One explanation is that HGO audiences are going to be treated to a spectacle the likes of which they have never seen before. This Dido is a coproduction with Opera Atelier, a Toronto-based company that is beginning to attract international attention by bringing back to life the splendor of the baroque theatrical repertoire in productions that are as much a feast for the eyes as for the ears. Artistic directors Marshall Pynkoski and Jeannette Zingg are not dry scholars slavishly resurrecting works from historical sources; rather, the couple works in the spirit of the period, which gives Opera Atelier's productions their distinctive freshness, neither historical" nor "academic." Says stage director Pynkoski, "We recreate rather than reconstruct by using the aesthetic framework in which the piece first appeared as the jumping-off point to put together something new. For example, two baroque ballerinas, Camargo and Salle, performed the same works at the Paris Opera, but one was described as lyrical, the other as sensual. They didn't dance in the same way; each was a unique interpreter, and we see ourselves the same way. We're artists in our own right, creating our own style within the confines of a greater style."

"The baroque vocabulary should not be a straitjacket," adds choreographer Zingg, thirty-four. "For example, if I'm re-creating a ballet by John Weaver, I'll do massive research into his life and works. I'll listen to the music he used and try to envision what his ballet would have looked like if I were doing an academic reconstruction. Then I lay the research aside. It becomes my point of departure; I take the description of the piece and inform it with my own creativity. This `newness' is what makes our performances come alive for modern audiences. I want to shake off the image that Opera Atelier is an historical company, because we're people creating in the twentieth century. We're a modern company."

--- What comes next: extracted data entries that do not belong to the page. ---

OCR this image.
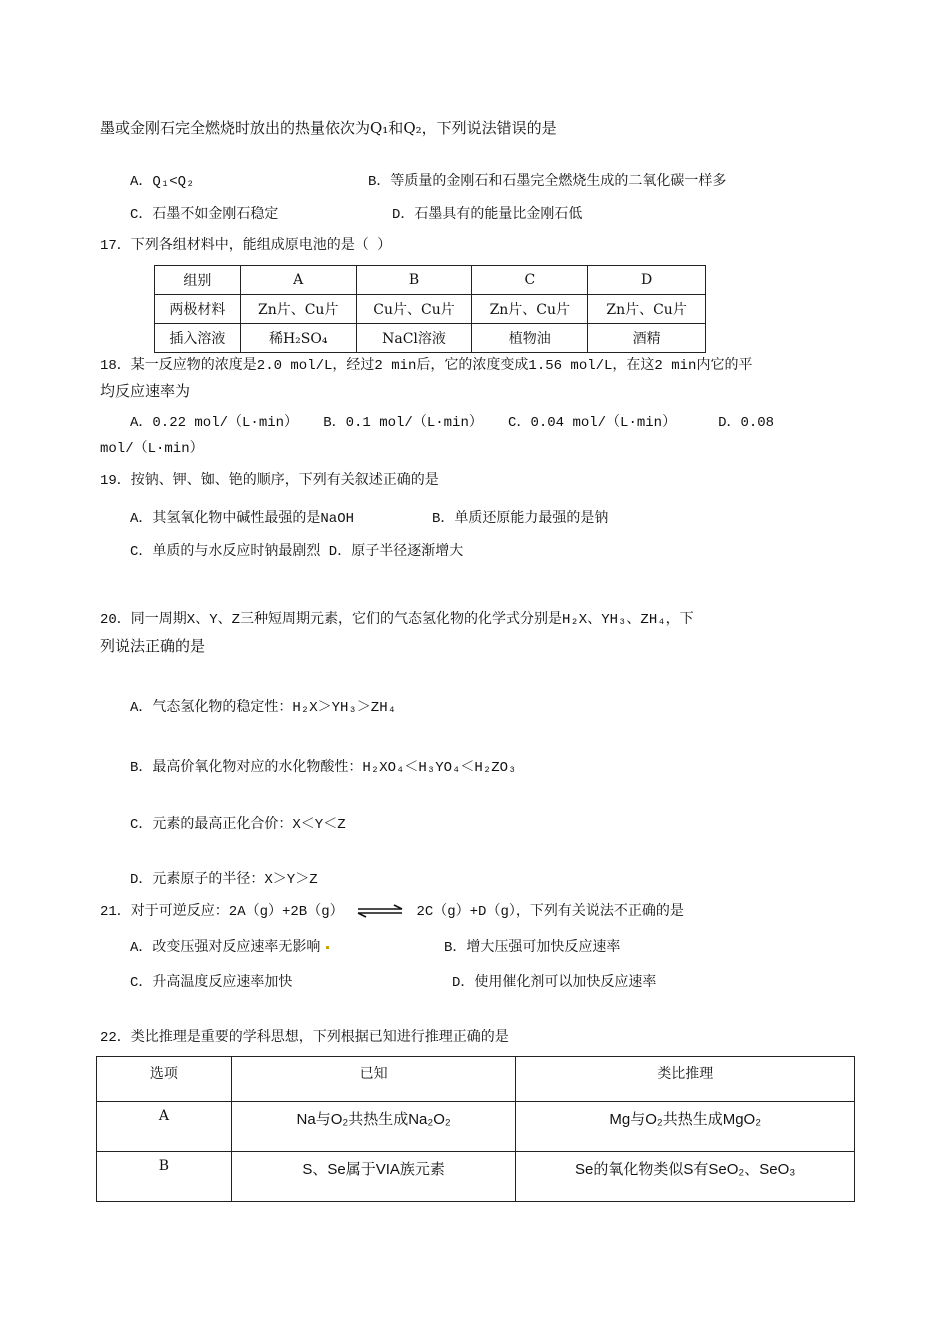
墨或金刚石完全燃烧时放出的热量依次为Q₁和Q₂，下列说法错误的是
A．Q₁<Q₂	B．等质量的金刚石和石墨完全燃烧生成的二氧化碳一样多
C．石墨不如金刚石稳定	D．石墨具有的能量比金刚石低
17．下列各组材料中，能组成原电池的是（ ）
组别	A	B	C	D
两极材料	Zn片、Cu片	Cu片、Cu片	Zn片、Cu片	Zn片、Cu片
插入溶液	稀H₂SO₄	NaCl溶液	植物油	酒精
18．某一反应物的浓度是2.0 mol/L，经过2 min后，它的浓度变成1.56 mol/L，在这2 min内它的平
均反应速率为
A．0.22 mol/（L·min）   B．0.1 mol/（L·min）   C．0.04 mol/（L·min）     D．0.08
mol/（L·min）
19．按钠、钾、铷、铯的顺序，下列有关叙述正确的是
A．其氢氧化物中碱性最强的是NaOH	B．单质还原能力最强的是钠
C．单质的与水反应时钠最剧烈 D．原子半径逐渐增大
20．同一周期X、Y、Z三种短周期元素，它们的气态氢化物的化学式分别是H₂X、YH₃、ZH₄，下
列说法正确的是
A．气态氢化物的稳定性：H₂X＞YH₃＞ZH₄
B．最高价氧化物对应的水化物酸性：H₂XO₄＜H₃YO₄＜H₂ZO₃
C．元素的最高正化合价：X＜Y＜Z
D．元素原子的半径：X＞Y＞Z
21．对于可逆反应：2A（g）+2B（g） ⇌ 2C（g）+D（g），下列有关说法不正确的是
A．改变压强对反应速率无影响	B．增大压强可加快反应速率
C．升高温度反应速率加快	D．使用催化剂可以加快反应速率
22．类比推理是重要的学科思想，下列根据已知进行推理正确的是
选项	已知	类比推理
A	Na与O₂共热生成Na₂O₂	Mg与O₂共热生成MgO₂
B	S、Se属于VIA族元素	Se的氧化物类似S有SeO₂、SeO₃
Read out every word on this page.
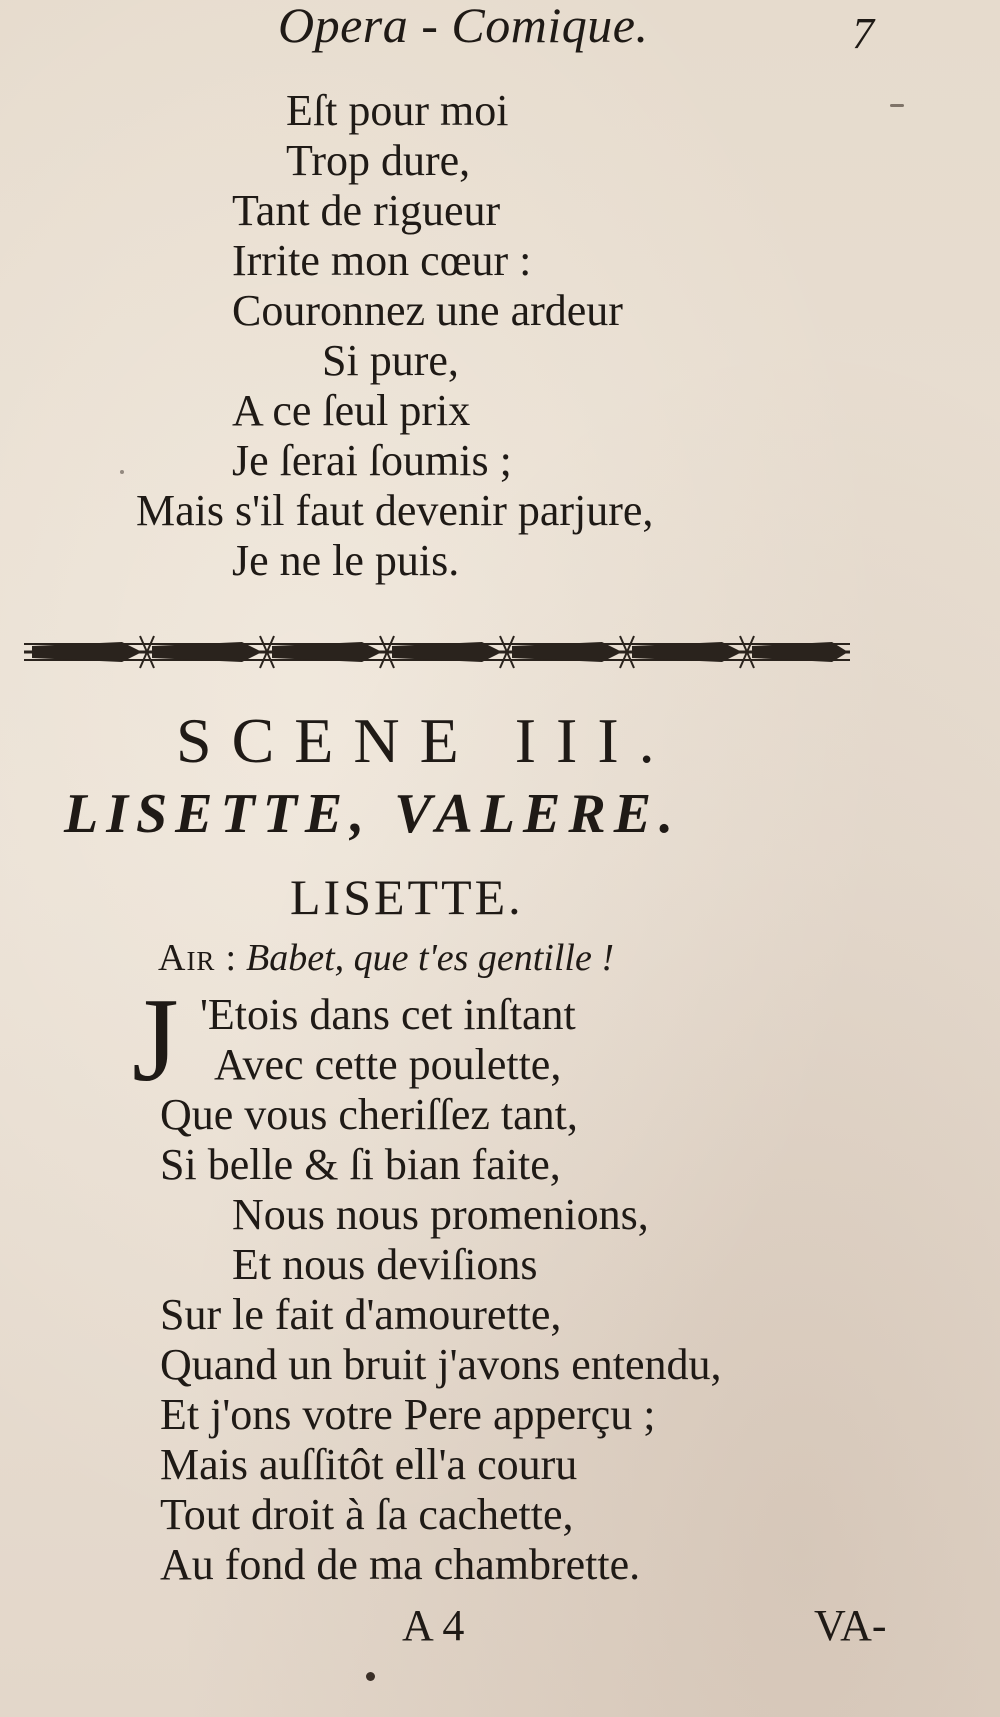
Opera - Comique.	7
Eſt pour moi
Trop dure,
Tant de rigueur
Irrite mon cœur :
Couronnez une ardeur
Si pure,
A ce ſeul prix
Je ſerai ſoumis ;
Mais s'il faut devenir parjure,
Je ne le puis.
SCENE III.
LISETTE, VALERE.
LISETTE.
Air : Babet, que t'es gentille !
J 'Etois dans cet inſtant
Avec cette poulette,
Que vous cheriſſez tant,
Si belle & ſi bian faite,
Nous nous promenions,
Et nous deviſions
Sur le fait d'amourette,
Quand un bruit j'avons entendu,
Et j'ons votre Pere apperçu ;
Mais auſſitôt ell'a couru
Tout droit à ſa cachette,
Au fond de ma chambrette.
A 4	VA-
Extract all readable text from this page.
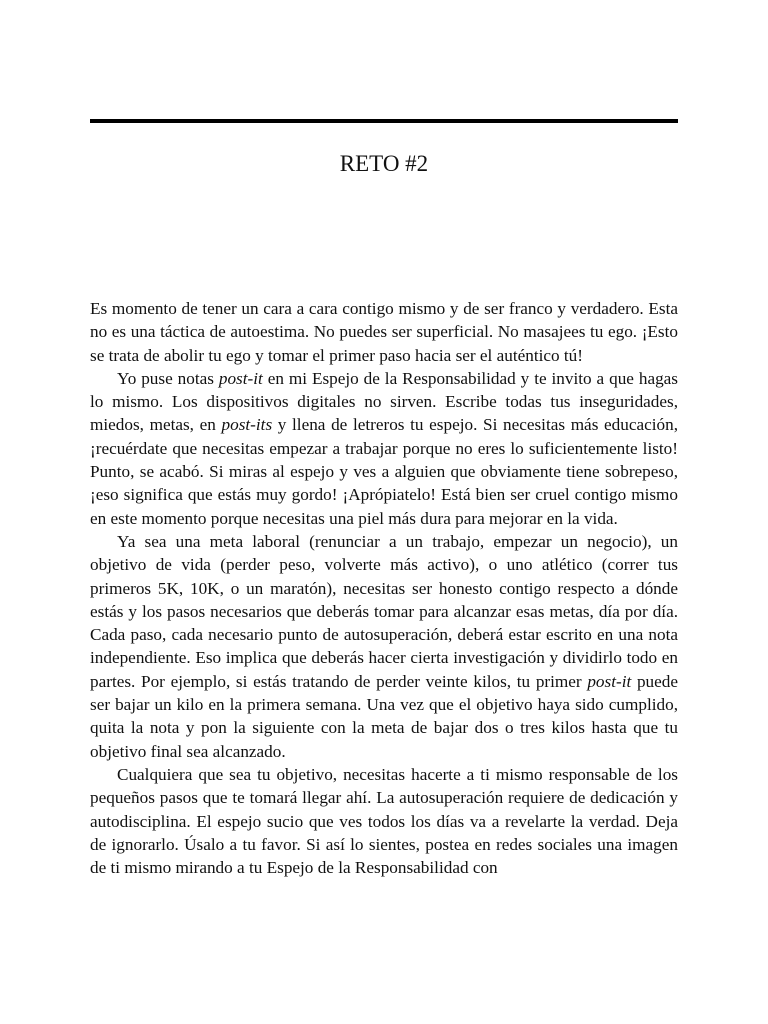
RETO #2

Es momento de tener un cara a cara contigo mismo y de ser franco y verdadero. Esta no es una táctica de autoestima. No puedes ser superficial. No masajees tu ego. ¡Esto se trata de abolir tu ego y tomar el primer paso hacia ser el auténtico tú!

Yo puse notas post-it en mi Espejo de la Responsabilidad y te invito a que hagas lo mismo. Los dispositivos digitales no sirven. Escribe todas tus inseguridades, miedos, metas, en post-its y llena de letreros tu espejo. Si necesitas más educación, ¡recuérdate que necesitas empezar a trabajar porque no eres lo suficientemente listo! Punto, se acabó. Si miras al espejo y ves a alguien que obviamente tiene sobrepeso, ¡eso significa que estás muy gordo! ¡Aprópiatelo! Está bien ser cruel contigo mismo en este momento porque necesitas una piel más dura para mejorar en la vida.

Ya sea una meta laboral (renunciar a un trabajo, empezar un negocio), un objetivo de vida (perder peso, volverte más activo), o uno atlético (correr tus primeros 5K, 10K, o un maratón), necesitas ser honesto contigo respecto a dónde estás y los pasos necesarios que deberás tomar para alcanzar esas metas, día por día. Cada paso, cada necesario punto de autosuperación, deberá estar escrito en una nota independiente. Eso implica que deberás hacer cierta investigación y dividirlo todo en partes. Por ejemplo, si estás tratando de perder veinte kilos, tu primer post-it puede ser bajar un kilo en la primera semana. Una vez que el objetivo haya sido cumplido, quita la nota y pon la siguiente con la meta de bajar dos o tres kilos hasta que tu objetivo final sea alcanzado.

Cualquiera que sea tu objetivo, necesitas hacerte a ti mismo responsable de los pequeños pasos que te tomará llegar ahí. La autosuperación requiere de dedicación y autodisciplina. El espejo sucio que ves todos los días va a revelarte la verdad. Deja de ignorarlo. Úsalo a tu favor. Si así lo sientes, postea en redes sociales una imagen de ti mismo mirando a tu Espejo de la Responsabilidad con
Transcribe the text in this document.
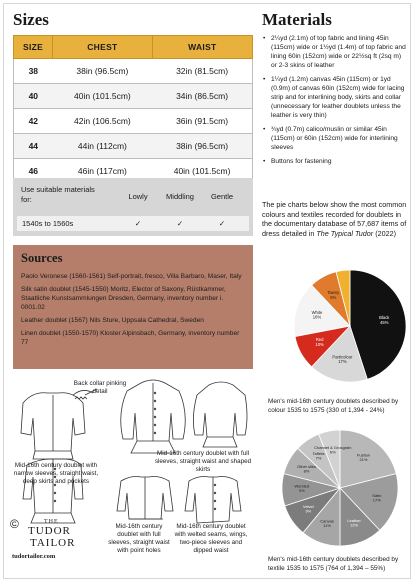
Sizes
SIZE	CHEST	WAIST
38	38in (96.5cm)	32in (81.5cm)
40	40in (101.5cm)	34in (86.5cm)
42	42in (106.5cm)	36in (91.5cm)
44	44in (112cm)	38in (96.5cm)
46	46in (117cm)	40in (101.5cm)
Use suitable materials for:	Lowly	Middling	Gentle
1540s to 1560s	✓	✓	✓
Sources

Paolo Veronese (1560-1561) Self-portrait, fresco, Villa Barbaro, Maser, Italy

Silk satin doublet (1545-1550) Moritz, Elector of Saxony, Rüstkammer, Staatliche Kunstsammlungen Dresden, Germany, inventory number i. 0001.02

Leather doublet (1567) Nils Sture, Uppsala Cathedral, Sweden

Linen doublet (1550-1570) Kloster Alpinsbach, Germany, inventory number 77

Back collar pinking detail
Mid-16th century doublet with full sleeves, straight waist and shaped skirts
Mid-16th century doublet with narrow sleeves, straight waist, deep skirts and pockets
Mid-16th century doublet with full sleeves, straight waist with point holes
Mid-16th century doublet with welted seams, wings, two-piece sleeves and dipped waist
©	THE
TUDOR
TAILOR
tudortailor.com
Materials
• 2¼yd (2.1m) of top fabric and lining 45in (115cm) wide or 1½yd (1.4m) of top fabric and lining 60in (152cm) wide or 22½sq ft (2sq m) or 2-3 skins of leather
• 1¼yd (1.2m) canvas 45in (115cm) or 1yd (0.9m) of canvas 60in (152cm) wide for lacing strip and for interlining body, skirts and collar (unnecessary for leather doublets unless the leather is very thin)
• ¾yd (0.7m) calico/muslin or similar 45in (115cm) or 60in (152cm) wide for interlining sleeves
• Buttons for fastening
The pie charts below show the most common colours and textiles recorded for doublets in the documentary database of 57,687 items of dress detailed in The Typical Tudor (2022)
Black 45%
Particolour 17%
Red 10%
White 16%
Tawny 8%
Men's mid-16th century doublets described by colour 1535 to 1575 (330 of 1,394 - 24%)
Fustian 21%
Satin 17%
Leather 12%
Canvas 11%
Velvet 9%
Worsted 9%
Other silks 8%
Taffeta 7%
Chamlet & Grosgrain 6%
Men's mid-16th century doublets described by textile 1535 to 1575 (764 of 1,394 – 55%)
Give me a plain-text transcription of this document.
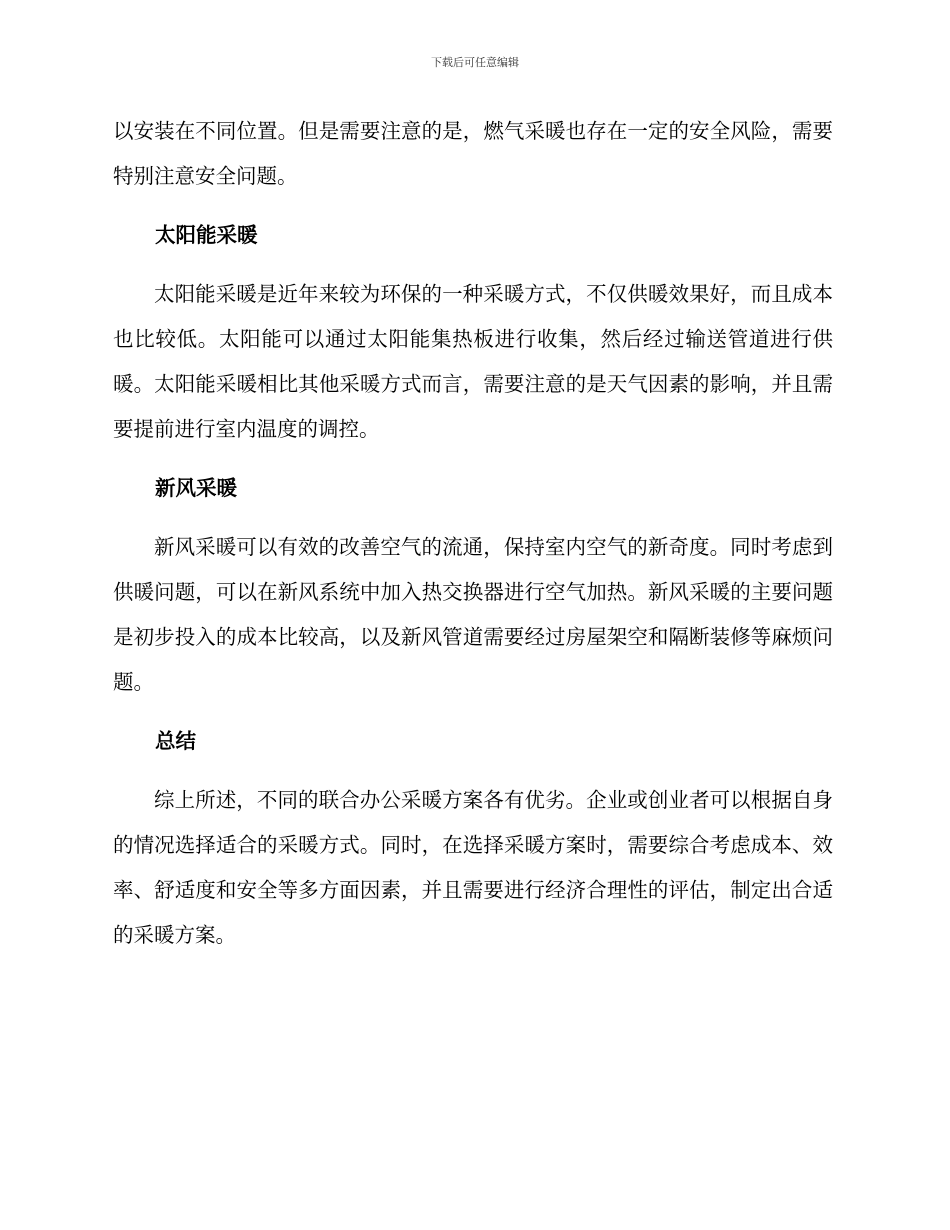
下载后可任意编辑

以安装在不同位置。但是需要注意的是，燃气采暖也存在一定的安全风险，需要特别注意安全问题。

太阳能采暖

太阳能采暖是近年来较为环保的一种采暖方式，不仅供暖效果好，而且成本也比较低。太阳能可以通过太阳能集热板进行收集，然后经过输送管道进行供暖。太阳能采暖相比其他采暖方式而言，需要注意的是天气因素的影响，并且需要提前进行室内温度的调控。

新风采暖

新风采暖可以有效的改善空气的流通，保持室内空气的新奇度。同时考虑到供暖问题，可以在新风系统中加入热交换器进行空气加热。新风采暖的主要问题是初步投入的成本比较高，以及新风管道需要经过房屋架空和隔断装修等麻烦问题。

总结

综上所述，不同的联合办公采暖方案各有优劣。企业或创业者可以根据自身的情况选择适合的采暖方式。同时，在选择采暖方案时，需要综合考虑成本、效率、舒适度和安全等多方面因素，并且需要进行经济合理性的评估，制定出合适的采暖方案。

The Opera Atelier production of Dido will have international exposure; the opera has already been performed in Toronto as part of the company's home season, and after Houston will travel to London and Paris, thanks to the renowned French conductor Marc Minkowski who acted as godfather to the venture, so to speak. The maestro is director of the award-winning early music ensemble Les Musiciens du Louvre, the orchestra for Dido, and the founder of Le Centre de Musique Baroque de Versailles, a training school in French baroque repertoire.

Minkowski first worked with Opera Atelier when he was asked to conduct the company's 1992 period production of Mozart's Marriage of Figaro. When HGO's general director, David Gockley, approached the maestro about conducting an early opera for his company, Minkowski suggested a coproduction with the Toronto group.

Says Minkowski, "It's rare to find in the same person the ability to be both a good director and a choreographer, yet understand the correct physical rhythm and sense of theater needed for the baroque period. Marshall and Jeannette have this true spirit of the baroque, which is why I decided to continue my relationship with them after Figaro and have brought them to France to do workshops for our students. They are able to join together the two universes of dancing and singing, which is the heart of baroque theater. Today, most people are interested in early operas only for the music and tend to ignore the dances.

"For example, Purcell noted in his score for Dido 'a dance in the Spanish style,' and Jeannette was able to create a piece where the dancers play castanets and cymbals exactly as in period paintings, which adds a richness to the production as a whole. I've noticed that when dance is included in early works, there generally is not the sense of the full body that is so important to Marshall and Jeannette, but just a concentration on the feet and arms. In France, where people are serious about the baroque era, the work of Opera Atelier might be considered too lively, but for this very reason, I'm impassioned about getting this company known internationally."

"Dance is our backbone," says Zingg. "Our productions are different from other staged early works because dance is an integral part; it's what gives our shows their look. The dancers work well with the singers because, in order to perform with us, the singers must also learn baroque stance and dramatic gestures. This total baroque movement aesthetic creates the beauty of the art form."

For dancer Barbara Szablowski, who spent nine years in the National Ballet of Canada, coming to Opera Atelier was finding both the old and the new. "The elements of ballet placement, beats, and positions are there in baroque dancing, but the key is restraint. You never lift your foot higher than a forty-five-degree angle, and the arms never move above the eyes or below the waist. Yet the sharp, quick footwork is extremely intricate, as is the repertoire of gestures.